Target, facing pressures from online and brick-and-mortar competitors, is shuttering over a dozen failing stores and aims to revamp its food-supply chain strategy.
November 5, 2015
In a move to ensure better inventory and less shortage situations with its retail food products, Target is assessing potential partnerships with third-party venues, according to a Reuters report.
The current situation, which has been one of frustration for the mega retailer and its consumers, is a "Frankenstein" food supply chain system, stated COO John Mulligan, according to the Reuters report.
"There is an opportunity to use some partners who may be able to do things a little bit better," Mulligan said in a recent interview, according to Reuters.
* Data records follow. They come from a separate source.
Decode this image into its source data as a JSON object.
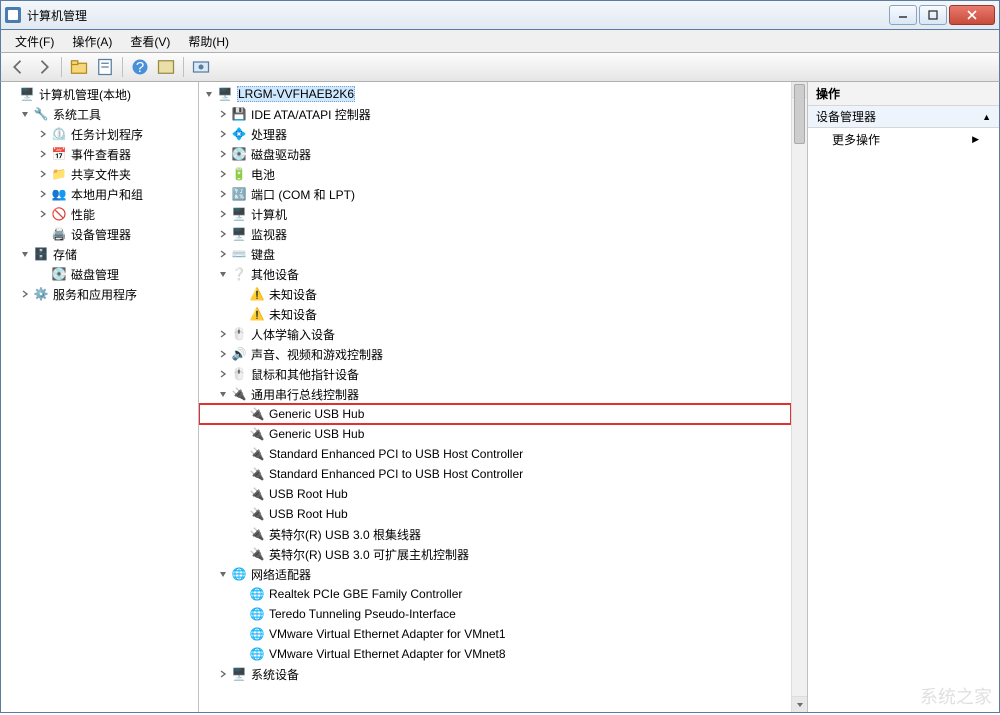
{
  "window": {
    "title": "计算机管理",
    "buttons": {
      "min": "–",
      "max": "☐",
      "close": "×"
    }
  },
  "menu": {
    "file": "文件(F)",
    "action": "操作(A)",
    "view": "查看(V)",
    "help": "帮助(H)"
  },
  "toolbar": {
    "back": "back-icon",
    "forward": "forward-icon",
    "up": "folder-up-icon",
    "props": "properties-icon",
    "help": "help-icon",
    "btn6": "toolbar-icon",
    "btn7": "toolbar-icon"
  },
  "left_tree": {
    "root": "计算机管理(本地)",
    "system_tools": {
      "label": "系统工具",
      "task_scheduler": "任务计划程序",
      "event_viewer": "事件查看器",
      "shared_folders": "共享文件夹",
      "local_users": "本地用户和组",
      "performance": "性能",
      "device_manager": "设备管理器"
    },
    "storage": {
      "label": "存储",
      "disk_mgmt": "磁盘管理"
    },
    "services": "服务和应用程序"
  },
  "center_tree": {
    "root": "LRGM-VVFHAEB2K6",
    "items": [
      {
        "label": "IDE ATA/ATAPI 控制器",
        "expandable": true
      },
      {
        "label": "处理器",
        "expandable": true
      },
      {
        "label": "磁盘驱动器",
        "expandable": true
      },
      {
        "label": "电池",
        "expandable": true
      },
      {
        "label": "端口 (COM 和 LPT)",
        "expandable": true
      },
      {
        "label": "计算机",
        "expandable": true
      },
      {
        "label": "监视器",
        "expandable": true
      },
      {
        "label": "键盘",
        "expandable": true
      },
      {
        "label": "其他设备",
        "expandable": true,
        "expanded": true,
        "children": [
          {
            "label": "未知设备",
            "warn": true
          },
          {
            "label": "未知设备",
            "warn": true
          }
        ]
      },
      {
        "label": "人体学输入设备",
        "expandable": true
      },
      {
        "label": "声音、视频和游戏控制器",
        "expandable": true
      },
      {
        "label": "鼠标和其他指针设备",
        "expandable": true
      },
      {
        "label": "通用串行总线控制器",
        "expandable": true,
        "expanded": true,
        "children": [
          {
            "label": "Generic USB Hub",
            "highlight": true
          },
          {
            "label": "Generic USB Hub"
          },
          {
            "label": "Standard Enhanced PCI to USB Host Controller"
          },
          {
            "label": "Standard Enhanced PCI to USB Host Controller"
          },
          {
            "label": "USB Root Hub"
          },
          {
            "label": "USB Root Hub"
          },
          {
            "label": "英特尔(R) USB 3.0 根集线器"
          },
          {
            "label": "英特尔(R) USB 3.0 可扩展主机控制器"
          }
        ]
      },
      {
        "label": "网络适配器",
        "expandable": true,
        "expanded": true,
        "children": [
          {
            "label": "Realtek PCIe GBE Family Controller"
          },
          {
            "label": "Teredo Tunneling Pseudo-Interface"
          },
          {
            "label": "VMware Virtual Ethernet Adapter for VMnet1"
          },
          {
            "label": "VMware Virtual Ethernet Adapter for VMnet8"
          }
        ]
      },
      {
        "label": "系统设备",
        "expandable": true
      }
    ]
  },
  "right_pane": {
    "header": "操作",
    "section": "设备管理器",
    "more": "更多操作"
  }
}
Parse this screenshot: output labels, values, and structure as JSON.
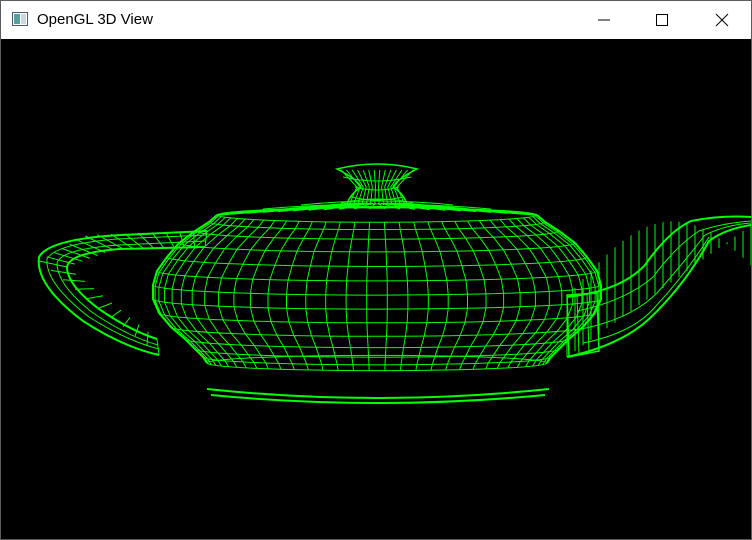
{
  "window": {
    "title": "OpenGL 3D View",
    "icon": "application-icon",
    "controls": [
      "minimize-icon",
      "maximize-icon",
      "close-icon"
    ]
  },
  "viewport": {
    "background_color": "#000000",
    "model": "teapot",
    "render_mode": "wireframe",
    "wire_color": "#00ff00"
  }
}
Target's focus on shoring up its food product operations comes as more and more non-food operations are striving to provide customers, wanting retail products and the ability to grab some quick food items, with a one-stop shopping experience online and in brick-and-mortar environments.
Mulligan was promoted into his current role at the end of summer, after serving as CFO, to direct the new food-supply chain effort.
According to Reuters, the partnership list may include SuperValu and wholesale co-operatives Affiliated Foods Midwest and URM Stores.
In related company news, Target is closing 13 stores due to poor revenue performance, according to a Fortune report. The stores, according to Fortune, have experienced declining profits for many years. Target runs 1,800 stores nationwide. The news comes after Target shuttered its expansion strategy into Canada, which Fortune said resulted in a loss of $7 billion.
Target is just the latest retailer to announce store closings this year. Also on the list are J.C. Penney and Macy's.